25.07.2016 | aktual.: 25.07.2016 10:46
Zalogowani mogą więcej
Możesz zapisać ten artykuł na później. Znajdziesz go potem na swoim koncie użytkownika
Pokémon Go dopiero co pojawiło się na rynku, ale już miało swój wielki panel na Comic-Conie. Na pytania fanów odpowiadał John Hanke, szef Niantic, i na szczęście zajmował się tym, zamiast pisaniem tweetów do celebrytów. W rezultacie dowiedzieliśmy się, jak wygląda plan studia na rozwijanie najpopularniejszej gry mobilnej na świecie.
Po pierwsze - stabilizacja serwerów. Po drugie - stabilizacja serwerów. Po trzecie - łatanie gry. Po czwarte - stabilizacja serwerów. Hanke podkreślił, że jest to teraz absolutny priorytet. Twórcy chcą udostępnić tytul na całym świecie i go przy tym nie zabić. A kiedy ekran ładowania przestanie wywoływać stany przedzawałowe u graczy, a błąd z trzema krokami będzie zaledwie wspomnieniem (pracują nad tym), nadejdzie czas na prawdziwe nowości.
Te już częściowo poznaliśmy - mowa o możliwości wymieniania się Pokémonami i rozwinięciu funkcji PokéStopów, które zmodernizujemy za pomocą odpowiednich przedmiotów. Poza tym poznaliśmy tożsamość liderów trzech drużyn, którzy dotąd byli zaledwie enigmatycznym konturem - Team Valor przewodzi Candela, Team Mystic Blanche a Instinct słucha Spark. Hanke zapowiedział, że ta kolorowa trójka odegra większą rolę w przyszłości - będą na przykład służyć radą.
Cóż, służenie radą nie brzmi zbytnio spektakularnie, dlatego miejmy nadzieję, że poza tym liderzy, dajmy na to, zlecą nam jakieś questy. Dzienne wydarzenia czy zalążki fabuły mogłyby znacząco urozmaicić mechanikę Pokémon Go. Szef Niantic przyznał również, że na premierę gry liderzy nie byli jeszcze gotowi, a ze wszystkich swoich pomysłów wykorzystali może 1/10, co może wywołać refleksję, dlaczego w ogóle wypuszczono aplikację tak szybko i nie zaczekano na stabilniejszą, bogatszą wersję. Najprawdopodobniej trzeba było pieniędzy i w najśmielszych założeniach nie spodziewano się aż takiej popularności.

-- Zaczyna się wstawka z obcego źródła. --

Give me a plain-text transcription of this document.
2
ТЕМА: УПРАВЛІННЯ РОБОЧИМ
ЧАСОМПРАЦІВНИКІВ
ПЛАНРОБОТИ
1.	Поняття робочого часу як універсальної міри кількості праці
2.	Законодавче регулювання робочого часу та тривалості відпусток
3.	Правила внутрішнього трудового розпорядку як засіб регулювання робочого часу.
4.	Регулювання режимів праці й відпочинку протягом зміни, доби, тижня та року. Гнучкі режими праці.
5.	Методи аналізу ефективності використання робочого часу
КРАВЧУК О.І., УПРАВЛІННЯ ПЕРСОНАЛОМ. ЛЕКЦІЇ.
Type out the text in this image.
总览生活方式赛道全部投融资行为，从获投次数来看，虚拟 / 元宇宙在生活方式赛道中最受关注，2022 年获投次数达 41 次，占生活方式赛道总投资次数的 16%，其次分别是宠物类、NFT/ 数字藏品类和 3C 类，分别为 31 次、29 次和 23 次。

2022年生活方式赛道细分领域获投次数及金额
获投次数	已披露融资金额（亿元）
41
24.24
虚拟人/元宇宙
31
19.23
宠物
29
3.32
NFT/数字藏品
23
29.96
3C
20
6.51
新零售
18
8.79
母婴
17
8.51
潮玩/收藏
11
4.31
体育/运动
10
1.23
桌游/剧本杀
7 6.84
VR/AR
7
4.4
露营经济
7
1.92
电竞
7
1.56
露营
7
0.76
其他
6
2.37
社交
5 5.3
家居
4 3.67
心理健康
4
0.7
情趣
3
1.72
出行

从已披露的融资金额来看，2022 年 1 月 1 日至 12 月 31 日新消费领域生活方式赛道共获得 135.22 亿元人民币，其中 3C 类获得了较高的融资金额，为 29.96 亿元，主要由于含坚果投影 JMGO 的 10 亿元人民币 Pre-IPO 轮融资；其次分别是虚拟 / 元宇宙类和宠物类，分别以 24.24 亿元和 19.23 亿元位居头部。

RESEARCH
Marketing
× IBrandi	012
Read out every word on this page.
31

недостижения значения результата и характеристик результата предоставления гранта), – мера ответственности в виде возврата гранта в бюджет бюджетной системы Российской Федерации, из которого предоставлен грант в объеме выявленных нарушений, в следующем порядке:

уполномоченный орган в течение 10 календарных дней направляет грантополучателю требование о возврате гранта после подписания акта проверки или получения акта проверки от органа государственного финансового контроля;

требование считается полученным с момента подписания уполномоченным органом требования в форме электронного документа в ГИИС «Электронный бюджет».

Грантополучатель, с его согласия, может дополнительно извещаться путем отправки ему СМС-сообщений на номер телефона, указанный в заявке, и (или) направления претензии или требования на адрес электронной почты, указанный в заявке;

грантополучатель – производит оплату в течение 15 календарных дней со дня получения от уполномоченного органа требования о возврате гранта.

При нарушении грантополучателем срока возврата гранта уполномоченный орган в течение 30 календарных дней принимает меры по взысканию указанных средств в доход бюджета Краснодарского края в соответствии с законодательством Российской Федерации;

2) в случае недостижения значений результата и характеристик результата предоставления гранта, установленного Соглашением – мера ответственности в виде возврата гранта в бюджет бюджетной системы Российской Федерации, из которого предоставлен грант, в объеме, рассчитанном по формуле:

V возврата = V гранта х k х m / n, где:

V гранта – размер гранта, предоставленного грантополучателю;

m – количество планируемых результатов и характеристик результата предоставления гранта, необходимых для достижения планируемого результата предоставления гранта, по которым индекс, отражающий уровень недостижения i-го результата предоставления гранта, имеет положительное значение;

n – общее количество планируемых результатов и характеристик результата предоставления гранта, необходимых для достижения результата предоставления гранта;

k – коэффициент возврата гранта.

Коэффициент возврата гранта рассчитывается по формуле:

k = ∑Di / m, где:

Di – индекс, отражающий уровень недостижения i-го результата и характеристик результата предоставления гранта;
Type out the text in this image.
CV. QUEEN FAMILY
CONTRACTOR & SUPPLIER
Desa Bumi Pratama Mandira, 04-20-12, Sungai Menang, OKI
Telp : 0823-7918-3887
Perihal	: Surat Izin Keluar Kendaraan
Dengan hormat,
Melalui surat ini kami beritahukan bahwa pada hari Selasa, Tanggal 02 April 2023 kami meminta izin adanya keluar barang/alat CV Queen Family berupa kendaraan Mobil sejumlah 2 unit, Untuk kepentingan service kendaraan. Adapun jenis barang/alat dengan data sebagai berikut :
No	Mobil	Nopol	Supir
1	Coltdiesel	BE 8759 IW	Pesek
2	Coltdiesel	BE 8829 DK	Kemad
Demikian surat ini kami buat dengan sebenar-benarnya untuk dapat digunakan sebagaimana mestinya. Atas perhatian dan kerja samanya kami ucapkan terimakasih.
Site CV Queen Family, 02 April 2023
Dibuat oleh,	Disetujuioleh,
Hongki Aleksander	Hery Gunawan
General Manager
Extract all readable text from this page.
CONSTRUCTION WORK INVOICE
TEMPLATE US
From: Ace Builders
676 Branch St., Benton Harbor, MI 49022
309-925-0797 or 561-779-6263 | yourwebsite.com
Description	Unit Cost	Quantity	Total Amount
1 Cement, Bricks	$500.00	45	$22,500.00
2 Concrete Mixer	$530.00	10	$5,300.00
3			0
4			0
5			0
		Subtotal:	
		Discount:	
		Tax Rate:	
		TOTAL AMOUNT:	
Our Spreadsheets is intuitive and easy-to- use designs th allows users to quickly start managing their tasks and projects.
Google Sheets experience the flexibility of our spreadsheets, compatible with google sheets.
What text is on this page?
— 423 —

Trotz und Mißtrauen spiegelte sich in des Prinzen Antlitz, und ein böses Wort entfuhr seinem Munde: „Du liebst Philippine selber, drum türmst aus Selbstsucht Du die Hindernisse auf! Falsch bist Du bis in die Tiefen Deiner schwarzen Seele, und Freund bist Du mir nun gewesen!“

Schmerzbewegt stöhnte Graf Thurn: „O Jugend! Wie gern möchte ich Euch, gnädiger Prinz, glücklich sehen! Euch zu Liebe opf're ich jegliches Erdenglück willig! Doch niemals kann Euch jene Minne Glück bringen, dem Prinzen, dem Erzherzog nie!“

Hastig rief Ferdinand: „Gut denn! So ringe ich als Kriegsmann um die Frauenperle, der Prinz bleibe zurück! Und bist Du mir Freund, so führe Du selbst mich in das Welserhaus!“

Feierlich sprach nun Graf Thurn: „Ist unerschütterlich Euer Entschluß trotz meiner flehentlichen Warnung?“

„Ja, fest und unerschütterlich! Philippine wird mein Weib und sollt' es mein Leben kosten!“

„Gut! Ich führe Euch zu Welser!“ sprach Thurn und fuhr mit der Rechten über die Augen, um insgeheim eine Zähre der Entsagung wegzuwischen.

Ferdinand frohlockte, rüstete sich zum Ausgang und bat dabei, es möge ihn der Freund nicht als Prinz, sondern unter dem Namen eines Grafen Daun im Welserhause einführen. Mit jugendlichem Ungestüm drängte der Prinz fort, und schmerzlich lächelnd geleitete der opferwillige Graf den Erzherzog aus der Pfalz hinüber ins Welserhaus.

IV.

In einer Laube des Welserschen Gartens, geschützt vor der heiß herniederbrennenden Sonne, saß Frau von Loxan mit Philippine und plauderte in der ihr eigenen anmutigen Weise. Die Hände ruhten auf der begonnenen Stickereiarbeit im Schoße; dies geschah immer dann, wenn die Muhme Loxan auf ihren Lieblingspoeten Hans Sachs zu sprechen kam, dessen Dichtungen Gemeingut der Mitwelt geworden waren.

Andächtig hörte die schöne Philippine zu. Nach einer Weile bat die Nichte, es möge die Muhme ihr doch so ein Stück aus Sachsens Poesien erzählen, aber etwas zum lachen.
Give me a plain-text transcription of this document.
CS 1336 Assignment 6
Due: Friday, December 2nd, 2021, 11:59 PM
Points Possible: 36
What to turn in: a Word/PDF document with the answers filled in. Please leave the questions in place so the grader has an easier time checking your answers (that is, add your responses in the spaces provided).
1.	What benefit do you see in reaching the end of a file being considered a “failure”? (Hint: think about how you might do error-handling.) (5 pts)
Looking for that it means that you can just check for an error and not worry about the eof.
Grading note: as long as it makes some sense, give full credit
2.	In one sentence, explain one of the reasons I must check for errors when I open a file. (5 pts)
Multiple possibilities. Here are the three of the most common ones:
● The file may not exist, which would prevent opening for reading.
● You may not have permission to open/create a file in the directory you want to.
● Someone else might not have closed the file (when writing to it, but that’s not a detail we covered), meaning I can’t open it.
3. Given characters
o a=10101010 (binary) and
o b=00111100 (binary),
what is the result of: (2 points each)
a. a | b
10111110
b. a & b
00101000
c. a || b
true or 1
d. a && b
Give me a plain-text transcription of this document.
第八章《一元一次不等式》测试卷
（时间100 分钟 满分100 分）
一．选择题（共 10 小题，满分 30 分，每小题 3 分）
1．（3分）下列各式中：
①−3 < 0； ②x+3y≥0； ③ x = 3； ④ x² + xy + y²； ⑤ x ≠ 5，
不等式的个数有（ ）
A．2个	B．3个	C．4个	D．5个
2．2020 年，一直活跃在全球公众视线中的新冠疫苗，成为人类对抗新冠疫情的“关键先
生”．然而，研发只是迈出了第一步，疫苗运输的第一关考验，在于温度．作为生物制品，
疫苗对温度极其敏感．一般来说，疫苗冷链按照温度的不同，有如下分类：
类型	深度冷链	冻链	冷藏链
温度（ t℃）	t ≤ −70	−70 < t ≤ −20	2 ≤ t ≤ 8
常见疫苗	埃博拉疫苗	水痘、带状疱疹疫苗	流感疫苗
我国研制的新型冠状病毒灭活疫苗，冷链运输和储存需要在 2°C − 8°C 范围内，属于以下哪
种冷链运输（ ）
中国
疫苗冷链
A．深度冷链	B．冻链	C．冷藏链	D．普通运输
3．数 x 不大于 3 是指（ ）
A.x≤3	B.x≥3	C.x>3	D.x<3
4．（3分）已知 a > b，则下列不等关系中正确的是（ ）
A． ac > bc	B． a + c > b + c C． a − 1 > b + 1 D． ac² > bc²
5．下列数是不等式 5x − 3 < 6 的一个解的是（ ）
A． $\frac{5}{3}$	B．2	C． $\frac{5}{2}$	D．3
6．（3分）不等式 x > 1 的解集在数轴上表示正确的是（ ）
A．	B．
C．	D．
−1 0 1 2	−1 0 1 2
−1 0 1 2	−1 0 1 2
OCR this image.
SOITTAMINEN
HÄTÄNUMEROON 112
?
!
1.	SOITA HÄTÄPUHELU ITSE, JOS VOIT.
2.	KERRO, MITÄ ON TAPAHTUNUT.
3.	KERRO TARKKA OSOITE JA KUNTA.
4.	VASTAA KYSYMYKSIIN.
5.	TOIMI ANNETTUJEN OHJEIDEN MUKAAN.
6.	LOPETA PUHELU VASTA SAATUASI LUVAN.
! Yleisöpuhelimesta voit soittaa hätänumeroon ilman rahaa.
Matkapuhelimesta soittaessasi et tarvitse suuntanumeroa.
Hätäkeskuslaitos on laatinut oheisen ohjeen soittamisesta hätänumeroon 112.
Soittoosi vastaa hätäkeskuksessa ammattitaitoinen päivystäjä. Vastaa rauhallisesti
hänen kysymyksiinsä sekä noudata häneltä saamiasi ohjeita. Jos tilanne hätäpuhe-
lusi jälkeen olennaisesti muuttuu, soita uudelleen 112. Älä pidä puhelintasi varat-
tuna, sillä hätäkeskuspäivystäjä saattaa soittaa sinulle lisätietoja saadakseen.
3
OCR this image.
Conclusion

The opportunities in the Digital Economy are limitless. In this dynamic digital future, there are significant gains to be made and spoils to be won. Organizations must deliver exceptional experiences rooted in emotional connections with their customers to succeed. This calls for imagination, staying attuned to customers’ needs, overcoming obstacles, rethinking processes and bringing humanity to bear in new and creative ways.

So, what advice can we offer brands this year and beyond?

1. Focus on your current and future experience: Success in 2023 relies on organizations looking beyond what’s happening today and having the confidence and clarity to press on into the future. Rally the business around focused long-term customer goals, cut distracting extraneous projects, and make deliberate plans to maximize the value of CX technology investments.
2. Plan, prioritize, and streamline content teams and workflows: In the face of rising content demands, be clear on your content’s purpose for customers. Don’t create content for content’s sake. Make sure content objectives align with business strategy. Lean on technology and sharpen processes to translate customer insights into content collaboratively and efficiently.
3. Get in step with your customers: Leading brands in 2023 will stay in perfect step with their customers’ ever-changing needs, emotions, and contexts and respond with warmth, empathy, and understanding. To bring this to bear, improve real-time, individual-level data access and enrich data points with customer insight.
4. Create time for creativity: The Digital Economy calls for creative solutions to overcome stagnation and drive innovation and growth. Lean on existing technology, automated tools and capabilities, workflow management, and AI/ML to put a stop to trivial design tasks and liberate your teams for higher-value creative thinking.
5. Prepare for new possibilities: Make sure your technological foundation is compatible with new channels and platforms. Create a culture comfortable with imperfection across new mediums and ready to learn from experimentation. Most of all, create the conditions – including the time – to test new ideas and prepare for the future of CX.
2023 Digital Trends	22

Hanke zasugerował także, że w przyszłości pojawią się nowe Pokémony. Biorąc pod uwagę, że na sześć dotychczasowych generacji składa się 721 stworków, na brak materiału studio z pewnością nie może narzekać. I o ile 16 lat temu nowe Poksy szybko mnie znudziły, o tyle teraz z zaciekawieniem wyglądam możliwości łapania zupełnie nowych zwierzaków w formule oferowanej przez Go. Twórcy rozważają także wprowadzenie Pokémon Centers, ale te są na liście planów jeszcze dalej niż wymiana, zmodernizowane PokéStopy czy - przede wszystkim - stabilizacja serwerów.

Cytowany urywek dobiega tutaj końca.